Ouro: Incenso e Mirra
Os magos também não entendiam, mas seguiram adiante…
Ali está o homem irredimível: homens que tentam adaptar a este mundo as coisas que não são deste mundo; homens que maquiam estruturas velhas, apodrecidas e irrecuperáveis por medo da mudança, por medo da transformação. Continuam procurando o novo dentro de sistemas caducos.
Por isso Jesus é incômodo. Porque, por trás de cada ação humana feita em Seu nome, está a revelação da Sua voz e da Sua vida humana. Não há como reajustar este Deus.
Jesus não pode ser reduzido a um modelo institucional. Não pode ser encerrado em doutrinas desenhadas para manter a ordem sem vida. Ele não é domesticável, não é politicamente conveniente, não é um recurso manipulável a serviço de estruturas de poder. Sua presença é radicalmente disruptiva. Sua simples existência rompe a forma como o mundo se organiza, porque introduz outra lógica, outra maneira de compreender a vida, o poder, a autoridade, a própria existência.
A história humana busca sempre se estabilizar em ciclos repetitivos. Jesus rompe esses ciclos. Ele desafia esquemas, expõe o vazio dos sistemas que os homens tentam perpetuar. Não pode ser “atualizado”, nem tornado mais acessível por meio de ajustes às necessidades do momento, porque Sua mensagem é essencialmente contracultural em qualquer época.
É mais fácil construir grandes estruturas em Seu nome do que viver como Ele viveu. É mais confortável invocar Sua autoridade em discursos religiosos do que tomar a cruz e segui-Lo. É mais simples repetir dogmas do que arriscar-se a encarnar o Evangelho sem filtros nem garantias.
A incomodidade que Jesus provoca não é nova. Sua presença interrompe a ordem estabelecida, não porque busque a destruição, mas porque revela a falsidade sobre a qual o mundo se sustenta. E, em cada época, a humanidade reagiu da mesma forma: tentando enquadrá-Lo, manipulá-Lo ou, em última instância, eliminá-Lo.

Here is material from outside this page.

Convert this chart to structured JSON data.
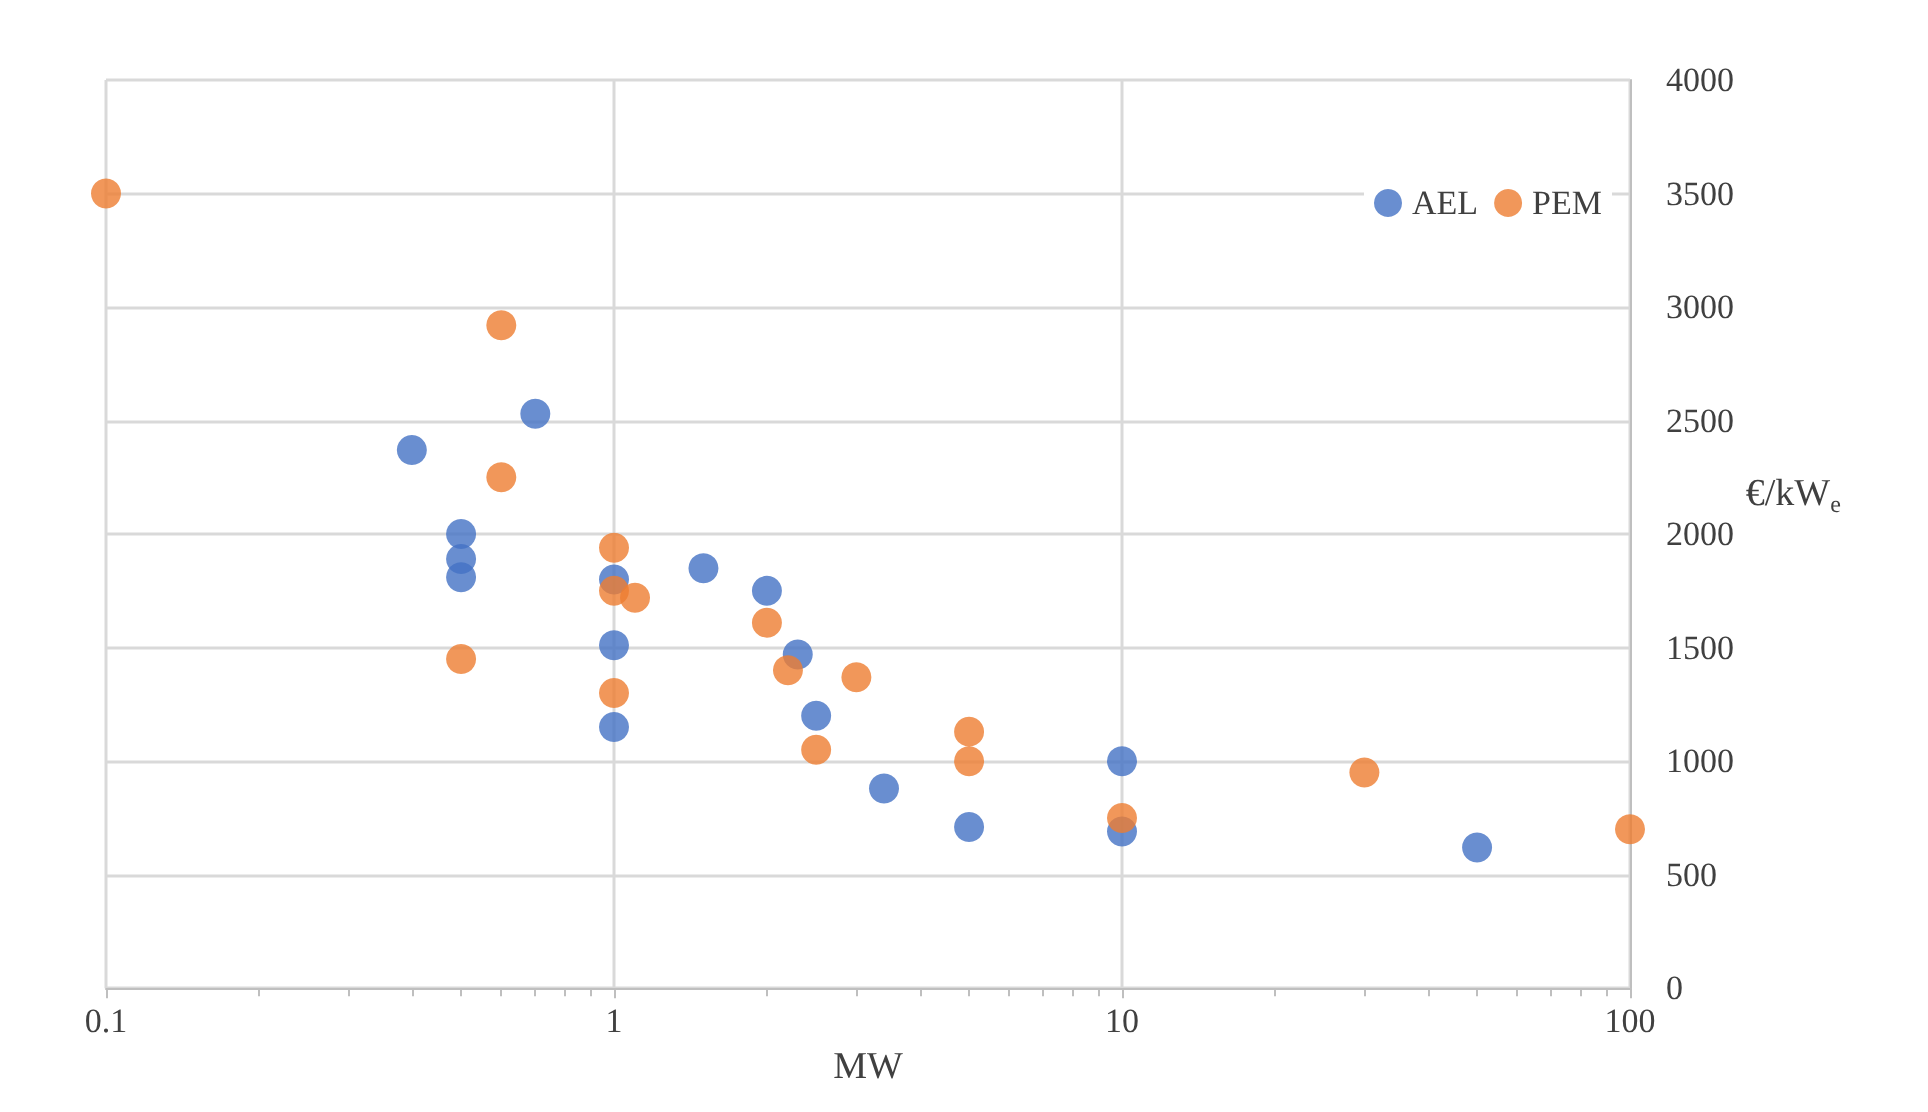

Não se pode reajustar Jesus, porque Ele mesmo é a medida de todas as coisas. Não pode ser reduzido a uma ideologia, porque Ele é a própria Verdade. E, na Sua Verdade, nos confronta com aquilo que somos e com aquilo que nos recusamos a ser.
Mas há homens e mulheres que ousam. Sempre houve. Eles são o pilar que sustenta o Jesus historicamente vivo em um mundo crônica e majoritariamente irredimível. Não se trata de multidões nem de estruturas visíveis, mas daqueles que compreenderam a radicalidade de Sua mensagem e decidiram vivê-la sem concessões.
Nunca se tratou apenas de fé. Trata-se de coragem, de audácia, de inteligência viva que já é sabedoria. A fé sem obras é uma fé morta; mas a fé acompanhada de valentia e discernimento é a que manteve viva a chama do Evangelho nos tempos de escuridão. Porque seguir Jesus não é um ato de conformismo, mas de resistência.
Esses homens e mulheres recusam concessões à verdade. Não tentam encaixar Jesus em esquemas mais cômodos ou aceitáveis; permitem que Jesus os transforme — com tudo o que isso implica. Escolhem a fidelidade acima do reconhecimento, o amor acima do poder, a cruz acima do conforto.
Se não fosse por eles, o Santo Sepulcro já teria sido novamente fechado. Sem eles, a história do cristianismo teria se reduzido a uma lembrança soterrada sob camadas de instituições e dogmas vazios.
A existência desses homens e mulheres é a prova de que Jesus continua vivo na história — não porque seja mencionado em discursos ou invocado em cerimônias, mas porque continua inspirando aqueles que têm coragem de viver Seu Evangelho sem adulterações.